A small courtyard is nestled between Vincent Hall (1938), which faces Northrop Mall, and Murphy Hall (1937) directly to the west. The courtyard was enclosed in 1968 when the upper floors of the red-brick buildings were connected by curtain-wall additions. The grade level remained open to the north and south, retaining direct access to the courtyard.
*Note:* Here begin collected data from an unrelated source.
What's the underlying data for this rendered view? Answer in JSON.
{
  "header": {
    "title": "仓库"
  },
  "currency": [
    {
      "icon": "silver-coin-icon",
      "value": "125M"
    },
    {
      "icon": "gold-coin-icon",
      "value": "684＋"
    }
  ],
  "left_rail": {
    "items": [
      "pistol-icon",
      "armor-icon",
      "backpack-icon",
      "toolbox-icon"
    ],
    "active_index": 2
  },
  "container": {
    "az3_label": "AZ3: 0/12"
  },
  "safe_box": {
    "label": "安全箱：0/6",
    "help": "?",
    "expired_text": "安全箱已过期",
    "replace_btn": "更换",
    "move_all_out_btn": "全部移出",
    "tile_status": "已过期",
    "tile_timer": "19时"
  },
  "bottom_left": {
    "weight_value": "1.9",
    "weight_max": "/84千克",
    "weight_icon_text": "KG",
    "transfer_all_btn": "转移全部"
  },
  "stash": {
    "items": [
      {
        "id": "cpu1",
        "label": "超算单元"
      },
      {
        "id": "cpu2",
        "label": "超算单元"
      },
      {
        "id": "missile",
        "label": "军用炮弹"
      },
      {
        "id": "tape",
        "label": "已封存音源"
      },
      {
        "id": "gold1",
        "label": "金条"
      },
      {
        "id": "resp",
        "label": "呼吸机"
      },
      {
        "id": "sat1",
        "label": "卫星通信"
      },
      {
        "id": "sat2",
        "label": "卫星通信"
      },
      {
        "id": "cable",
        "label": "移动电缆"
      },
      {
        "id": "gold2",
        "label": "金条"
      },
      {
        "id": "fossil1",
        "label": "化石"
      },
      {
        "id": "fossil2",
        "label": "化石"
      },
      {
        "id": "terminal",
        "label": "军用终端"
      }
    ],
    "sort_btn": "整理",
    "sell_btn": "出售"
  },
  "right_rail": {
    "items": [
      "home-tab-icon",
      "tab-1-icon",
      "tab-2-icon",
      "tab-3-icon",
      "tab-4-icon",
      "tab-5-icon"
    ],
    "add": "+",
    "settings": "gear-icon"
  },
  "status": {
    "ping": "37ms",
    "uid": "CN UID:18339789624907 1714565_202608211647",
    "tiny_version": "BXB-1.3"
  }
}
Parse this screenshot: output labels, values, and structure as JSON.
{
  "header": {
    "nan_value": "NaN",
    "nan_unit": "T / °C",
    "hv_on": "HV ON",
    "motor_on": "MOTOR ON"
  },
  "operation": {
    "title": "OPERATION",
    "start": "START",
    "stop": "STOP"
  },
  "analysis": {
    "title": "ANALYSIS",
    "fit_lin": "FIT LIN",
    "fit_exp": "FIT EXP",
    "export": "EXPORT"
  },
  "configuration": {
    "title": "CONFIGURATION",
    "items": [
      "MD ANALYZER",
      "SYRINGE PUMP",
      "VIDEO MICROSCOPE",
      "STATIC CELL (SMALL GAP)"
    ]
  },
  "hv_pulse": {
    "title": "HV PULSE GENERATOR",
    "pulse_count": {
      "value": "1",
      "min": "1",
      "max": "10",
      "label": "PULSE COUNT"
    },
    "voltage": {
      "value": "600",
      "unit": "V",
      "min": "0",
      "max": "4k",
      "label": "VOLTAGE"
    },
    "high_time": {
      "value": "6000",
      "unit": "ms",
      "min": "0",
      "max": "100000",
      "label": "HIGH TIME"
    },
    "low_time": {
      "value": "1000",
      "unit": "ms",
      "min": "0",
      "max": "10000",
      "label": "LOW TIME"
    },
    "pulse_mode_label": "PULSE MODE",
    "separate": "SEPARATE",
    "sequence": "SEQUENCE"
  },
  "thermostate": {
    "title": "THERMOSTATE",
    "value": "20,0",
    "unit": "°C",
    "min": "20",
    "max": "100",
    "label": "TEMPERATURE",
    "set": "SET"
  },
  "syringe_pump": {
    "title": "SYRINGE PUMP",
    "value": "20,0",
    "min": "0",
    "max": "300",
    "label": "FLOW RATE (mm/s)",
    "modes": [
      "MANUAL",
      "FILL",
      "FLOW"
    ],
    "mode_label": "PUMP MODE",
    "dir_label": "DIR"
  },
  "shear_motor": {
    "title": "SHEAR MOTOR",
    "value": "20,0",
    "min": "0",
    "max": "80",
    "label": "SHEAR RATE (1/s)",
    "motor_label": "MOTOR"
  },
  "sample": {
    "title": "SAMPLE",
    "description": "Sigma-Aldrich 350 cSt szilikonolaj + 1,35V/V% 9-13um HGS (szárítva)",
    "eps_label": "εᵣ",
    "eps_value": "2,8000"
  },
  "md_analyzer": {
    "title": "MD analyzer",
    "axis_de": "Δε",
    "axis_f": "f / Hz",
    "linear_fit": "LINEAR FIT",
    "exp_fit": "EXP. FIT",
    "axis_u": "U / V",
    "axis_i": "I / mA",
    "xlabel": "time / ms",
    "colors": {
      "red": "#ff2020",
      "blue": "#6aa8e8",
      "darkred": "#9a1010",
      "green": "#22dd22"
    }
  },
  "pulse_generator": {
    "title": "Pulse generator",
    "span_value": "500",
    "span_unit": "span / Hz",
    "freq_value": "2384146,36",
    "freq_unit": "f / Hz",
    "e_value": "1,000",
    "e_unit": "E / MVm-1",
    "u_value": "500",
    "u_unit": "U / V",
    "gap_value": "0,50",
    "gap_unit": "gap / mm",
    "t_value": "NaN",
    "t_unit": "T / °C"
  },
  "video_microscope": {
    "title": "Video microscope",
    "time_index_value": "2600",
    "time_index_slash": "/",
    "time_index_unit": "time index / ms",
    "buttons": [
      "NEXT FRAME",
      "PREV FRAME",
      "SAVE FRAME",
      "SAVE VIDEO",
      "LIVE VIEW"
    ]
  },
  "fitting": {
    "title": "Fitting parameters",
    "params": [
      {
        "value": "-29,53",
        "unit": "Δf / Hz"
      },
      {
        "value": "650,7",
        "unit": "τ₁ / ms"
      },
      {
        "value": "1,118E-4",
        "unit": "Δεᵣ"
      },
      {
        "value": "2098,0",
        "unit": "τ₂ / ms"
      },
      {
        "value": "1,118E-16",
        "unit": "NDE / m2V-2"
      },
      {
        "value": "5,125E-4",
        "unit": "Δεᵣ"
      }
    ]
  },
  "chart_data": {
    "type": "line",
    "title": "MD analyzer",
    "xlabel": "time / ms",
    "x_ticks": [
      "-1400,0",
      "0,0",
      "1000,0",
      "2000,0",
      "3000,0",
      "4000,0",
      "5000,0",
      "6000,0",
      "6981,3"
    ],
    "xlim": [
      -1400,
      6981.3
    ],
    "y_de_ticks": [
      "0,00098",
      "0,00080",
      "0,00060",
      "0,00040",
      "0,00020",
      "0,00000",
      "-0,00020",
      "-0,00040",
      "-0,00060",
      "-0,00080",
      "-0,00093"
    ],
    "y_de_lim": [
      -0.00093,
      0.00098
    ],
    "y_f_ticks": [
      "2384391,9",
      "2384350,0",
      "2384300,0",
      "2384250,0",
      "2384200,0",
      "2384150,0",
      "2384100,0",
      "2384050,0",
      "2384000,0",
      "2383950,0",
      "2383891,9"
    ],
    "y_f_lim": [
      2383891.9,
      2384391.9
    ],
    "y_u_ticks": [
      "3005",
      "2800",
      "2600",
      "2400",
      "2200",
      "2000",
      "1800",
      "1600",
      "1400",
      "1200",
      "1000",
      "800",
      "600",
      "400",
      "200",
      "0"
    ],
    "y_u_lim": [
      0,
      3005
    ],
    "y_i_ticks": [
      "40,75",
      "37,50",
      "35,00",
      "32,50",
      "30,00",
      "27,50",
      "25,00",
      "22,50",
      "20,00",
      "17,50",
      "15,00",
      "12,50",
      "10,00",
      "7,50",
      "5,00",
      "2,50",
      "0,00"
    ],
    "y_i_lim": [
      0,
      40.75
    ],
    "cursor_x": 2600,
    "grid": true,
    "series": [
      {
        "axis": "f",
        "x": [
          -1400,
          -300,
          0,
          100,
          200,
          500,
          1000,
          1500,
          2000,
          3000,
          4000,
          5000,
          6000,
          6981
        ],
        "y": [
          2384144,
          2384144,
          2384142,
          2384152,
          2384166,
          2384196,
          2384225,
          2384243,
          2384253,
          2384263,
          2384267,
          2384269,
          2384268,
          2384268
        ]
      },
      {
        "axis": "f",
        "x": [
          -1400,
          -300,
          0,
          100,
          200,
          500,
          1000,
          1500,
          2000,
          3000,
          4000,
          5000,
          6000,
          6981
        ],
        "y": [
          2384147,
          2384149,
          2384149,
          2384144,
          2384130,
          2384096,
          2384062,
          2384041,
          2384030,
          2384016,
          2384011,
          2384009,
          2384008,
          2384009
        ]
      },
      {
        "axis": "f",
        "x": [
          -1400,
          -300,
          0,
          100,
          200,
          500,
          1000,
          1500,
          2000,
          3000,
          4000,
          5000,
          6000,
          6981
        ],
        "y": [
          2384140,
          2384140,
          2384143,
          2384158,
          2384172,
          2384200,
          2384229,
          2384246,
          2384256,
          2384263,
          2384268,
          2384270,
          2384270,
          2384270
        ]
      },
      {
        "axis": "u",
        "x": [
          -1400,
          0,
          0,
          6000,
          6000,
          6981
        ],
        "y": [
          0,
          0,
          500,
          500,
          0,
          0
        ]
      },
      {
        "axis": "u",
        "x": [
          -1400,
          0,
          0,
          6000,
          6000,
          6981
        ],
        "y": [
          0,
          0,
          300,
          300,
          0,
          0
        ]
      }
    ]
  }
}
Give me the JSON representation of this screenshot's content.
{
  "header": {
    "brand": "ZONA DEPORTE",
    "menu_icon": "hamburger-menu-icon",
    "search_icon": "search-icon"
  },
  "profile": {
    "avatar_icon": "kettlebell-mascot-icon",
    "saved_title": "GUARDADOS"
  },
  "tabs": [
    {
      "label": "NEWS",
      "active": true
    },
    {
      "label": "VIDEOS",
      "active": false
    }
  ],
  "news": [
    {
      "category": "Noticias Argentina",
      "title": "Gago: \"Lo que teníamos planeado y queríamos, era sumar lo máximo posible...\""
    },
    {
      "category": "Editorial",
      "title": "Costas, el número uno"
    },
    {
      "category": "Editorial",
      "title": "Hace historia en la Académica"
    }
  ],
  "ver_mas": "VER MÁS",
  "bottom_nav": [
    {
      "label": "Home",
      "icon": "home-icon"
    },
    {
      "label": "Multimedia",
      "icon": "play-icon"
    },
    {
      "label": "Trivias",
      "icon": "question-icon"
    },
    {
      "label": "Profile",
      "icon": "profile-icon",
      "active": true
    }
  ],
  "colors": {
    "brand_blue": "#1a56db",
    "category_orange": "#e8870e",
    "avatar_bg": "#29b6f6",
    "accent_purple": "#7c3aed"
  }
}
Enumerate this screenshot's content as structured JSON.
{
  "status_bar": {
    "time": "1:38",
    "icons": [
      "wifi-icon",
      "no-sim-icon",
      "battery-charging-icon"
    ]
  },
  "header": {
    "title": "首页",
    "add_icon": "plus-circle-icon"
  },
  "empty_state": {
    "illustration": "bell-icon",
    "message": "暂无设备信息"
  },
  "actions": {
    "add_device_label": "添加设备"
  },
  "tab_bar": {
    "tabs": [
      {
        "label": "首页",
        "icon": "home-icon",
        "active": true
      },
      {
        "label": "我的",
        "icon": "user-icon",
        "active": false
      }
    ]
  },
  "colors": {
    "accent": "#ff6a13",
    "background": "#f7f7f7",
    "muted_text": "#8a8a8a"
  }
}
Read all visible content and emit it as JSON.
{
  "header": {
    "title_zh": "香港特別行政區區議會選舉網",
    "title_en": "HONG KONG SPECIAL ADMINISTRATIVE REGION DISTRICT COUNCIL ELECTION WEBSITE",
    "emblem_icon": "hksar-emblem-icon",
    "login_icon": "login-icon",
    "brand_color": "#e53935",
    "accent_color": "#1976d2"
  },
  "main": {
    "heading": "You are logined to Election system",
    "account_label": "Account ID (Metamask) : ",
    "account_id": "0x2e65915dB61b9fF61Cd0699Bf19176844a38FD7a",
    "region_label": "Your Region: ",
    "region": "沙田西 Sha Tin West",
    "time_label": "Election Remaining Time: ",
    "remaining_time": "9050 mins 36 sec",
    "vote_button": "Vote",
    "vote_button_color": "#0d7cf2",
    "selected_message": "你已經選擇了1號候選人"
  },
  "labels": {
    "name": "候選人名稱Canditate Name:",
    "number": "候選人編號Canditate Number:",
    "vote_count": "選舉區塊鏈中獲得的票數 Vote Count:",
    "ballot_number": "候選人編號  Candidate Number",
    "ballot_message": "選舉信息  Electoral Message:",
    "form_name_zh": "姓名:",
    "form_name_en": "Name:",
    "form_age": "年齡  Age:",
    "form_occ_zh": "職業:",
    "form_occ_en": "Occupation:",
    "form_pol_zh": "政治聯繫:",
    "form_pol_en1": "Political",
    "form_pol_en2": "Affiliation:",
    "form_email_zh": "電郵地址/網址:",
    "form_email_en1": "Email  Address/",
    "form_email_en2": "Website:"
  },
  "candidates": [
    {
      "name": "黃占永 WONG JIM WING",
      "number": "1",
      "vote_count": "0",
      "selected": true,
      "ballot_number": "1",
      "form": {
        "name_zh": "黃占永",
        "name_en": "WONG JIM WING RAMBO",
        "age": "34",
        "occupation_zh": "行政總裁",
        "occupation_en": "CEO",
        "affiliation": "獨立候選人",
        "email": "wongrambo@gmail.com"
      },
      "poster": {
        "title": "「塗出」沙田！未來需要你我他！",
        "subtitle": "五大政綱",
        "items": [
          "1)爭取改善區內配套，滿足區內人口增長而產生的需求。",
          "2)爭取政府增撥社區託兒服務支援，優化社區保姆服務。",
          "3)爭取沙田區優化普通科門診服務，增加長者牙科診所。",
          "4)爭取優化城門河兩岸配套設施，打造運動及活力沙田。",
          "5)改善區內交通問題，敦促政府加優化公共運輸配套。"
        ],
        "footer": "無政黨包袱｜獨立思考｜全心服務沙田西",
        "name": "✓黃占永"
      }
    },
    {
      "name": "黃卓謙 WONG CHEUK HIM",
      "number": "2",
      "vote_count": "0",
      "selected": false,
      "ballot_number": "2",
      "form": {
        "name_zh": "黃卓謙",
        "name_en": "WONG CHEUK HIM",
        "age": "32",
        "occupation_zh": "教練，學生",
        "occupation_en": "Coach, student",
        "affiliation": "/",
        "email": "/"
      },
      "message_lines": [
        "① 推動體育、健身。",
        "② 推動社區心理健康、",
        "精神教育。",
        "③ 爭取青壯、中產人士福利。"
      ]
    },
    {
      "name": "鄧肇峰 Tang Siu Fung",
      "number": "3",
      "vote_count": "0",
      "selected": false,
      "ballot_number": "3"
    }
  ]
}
In 1968 landscape architect Roger Martin redesigned the space. Short flights of concrete steps descend to the distinctive granite paving on the courtyard’s main level. The focal point is a circular fountain with a low jet of water flowing from the center of a shallow concrete dome. The water washes the dome and drains to a catch basin set below the grade of the courtyard floor. The dome has large-aggregate concrete with a band of smooth concrete on the outer edge. Custom wood benches southwest and northeast of the fountain are attached to low concrete walls trimmed with incised lines; the lines also appear on low concrete tables by the benches. Ivy cascades over the walls from the courtyard’s planting beds, which also hold evergreen trees and shrubs. Overlooking the patio on the west side is a raised concrete patio projecting from Vincent Hall. Newer acorn light fixtures replaced the original modernist globe fixtures. Movable metal tables and chairs and bike racks are sheltered on concrete terraces beneath the building additions, appearing at courtyard entrances that are served by campus walkways (including the Scholars Walk to the north) extending east from Northrop Mall.
Although the courtyard does not replicate the Beaux-Arts style of Northrop Mall, it shares the style’s character in its formal, restrained design approach, and its adopted historic material palette. The courtyard is a contributing feature of the Northrop Mall Historic District, listed in the National Register of Historic Places in 2018.